Format for Publishing MQTT Data Action

The mqtt/publish action publishes data to the specified topic. Supports obtaining data from generator or CSV file sources, and allows users to control timestamp attributes via various strategies. Also provides rich publish control strategies for optimization.

schema: Uses global schema configuration by default; can be overridden for this action.
format (string): Format for publishing data, currently only supports json, default: json.
concurrency (int): Number of threads for concurrent publishing, default: 8.
failure_handling: For parameter details, see the description in Format for Writing Data to TDengine Action.
time_interval: For parameter details, see the description in Format for Writing Data to TDengine Action.
topic (string): MQTT Topic to publish messages to, default: tsbench/{table}. Supports dynamic topics via placeholder syntax:
- {table}: Table name data
- {column}: Column data, where column is the column field name
qos (int): QoS level, values: 0, 1, 2, default: 0.
retain (bool): Whether MQTT Broker retains the last message, default: false.
tbname_key (string): Specifies the field name for the table name in the JSON output. If set to an empty string (""), the table name is not included. Default is "table".
records_per_message (int): Number of records per message, default: 1.

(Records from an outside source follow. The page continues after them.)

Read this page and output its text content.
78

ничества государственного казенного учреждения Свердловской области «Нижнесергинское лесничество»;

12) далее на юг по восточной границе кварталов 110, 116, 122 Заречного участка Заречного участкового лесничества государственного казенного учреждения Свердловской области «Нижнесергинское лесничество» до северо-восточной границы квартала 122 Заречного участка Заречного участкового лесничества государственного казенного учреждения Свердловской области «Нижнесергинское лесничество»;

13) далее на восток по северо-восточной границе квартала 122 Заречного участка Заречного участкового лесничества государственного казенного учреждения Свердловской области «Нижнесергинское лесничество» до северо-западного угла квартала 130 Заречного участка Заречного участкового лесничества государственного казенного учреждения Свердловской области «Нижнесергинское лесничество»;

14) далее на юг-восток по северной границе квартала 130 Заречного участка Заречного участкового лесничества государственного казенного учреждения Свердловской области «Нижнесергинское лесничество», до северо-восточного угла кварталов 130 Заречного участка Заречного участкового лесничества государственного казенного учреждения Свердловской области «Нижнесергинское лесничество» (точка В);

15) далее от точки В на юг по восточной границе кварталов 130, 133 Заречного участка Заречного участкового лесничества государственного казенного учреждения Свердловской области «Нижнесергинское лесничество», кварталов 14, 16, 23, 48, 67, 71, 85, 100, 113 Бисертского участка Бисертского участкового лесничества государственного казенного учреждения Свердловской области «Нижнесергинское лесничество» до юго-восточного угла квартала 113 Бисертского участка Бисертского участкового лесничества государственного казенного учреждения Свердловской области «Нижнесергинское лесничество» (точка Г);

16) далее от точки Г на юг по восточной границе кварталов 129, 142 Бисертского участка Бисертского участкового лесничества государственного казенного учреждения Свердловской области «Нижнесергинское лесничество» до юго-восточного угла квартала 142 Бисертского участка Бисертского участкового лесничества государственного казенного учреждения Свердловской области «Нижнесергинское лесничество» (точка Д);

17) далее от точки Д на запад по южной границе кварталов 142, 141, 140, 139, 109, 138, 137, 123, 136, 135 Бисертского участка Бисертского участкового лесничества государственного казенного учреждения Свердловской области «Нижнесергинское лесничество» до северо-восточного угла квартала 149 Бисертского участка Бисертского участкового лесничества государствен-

Format for Publishing Kafka Data Action

The kafka/produce action publishes data to the specified topic. It supports obtaining data from generator or CSV file sources and allows users to control timestamp attributes via various strategies. It also provides rich control strategies to optimize the publishing process.

schema: Uses global schema configuration by default; can be overridden for this action.
concurrency (int): Number of threads for concurrent publishing, default: 8.
failure_handling: For parameter details, see the description in Format for Writing Data to TDengine Action.
time_interval: For parameter details, see the description in Format for Writing Data to TDengine Action.
key_pattern (string): The pattern for the message key, supporting dynamic key generation via placeholder syntax. Default is {table}. Placeholder syntax:
- {table}: Table name data
- {column}: Column data, where column is the column field name
key_serializer (string): The serialization method for the message key. Supported values: "string-utf8", "int8", "uint8", "int16", "uint16", "int32", "uint32", "int64", "uint64". Default is "string-utf8". Controls how the result of key_pattern is serialized into the key's byte stream.
- "string-utf8": Treats the template result as a string and encodes it directly to a UTF-8 byte stream.
- Integer types: Parses the template result as an integer. Only single field placeholders, the integer is serialized in big-endian format.
value_serializer (string): The serialization method for the message value. Supported values: "json", "influx". Default is "json".
acks (string): Producer acknowledgment setting. Options: "all", "1", "0". Default is "0".
- "all": The producer waits for all in-sync replicas (ISR) to acknowledge the message.
- "1": The producer waits only for the leader replica to acknowledge the message.
- "0": The producer does not wait for any acknowledgment.
compression (string): Message compression type. Supported values: "none", "gzip", "snappy", "lz4", "zstd". Default is "none".
tbname_key (string): Specifies the field name for the table name in the JSON output. If set to an empty string (""), the table name is not included. Default is "table".
records_per_message (int): Number of records per message, default: 1.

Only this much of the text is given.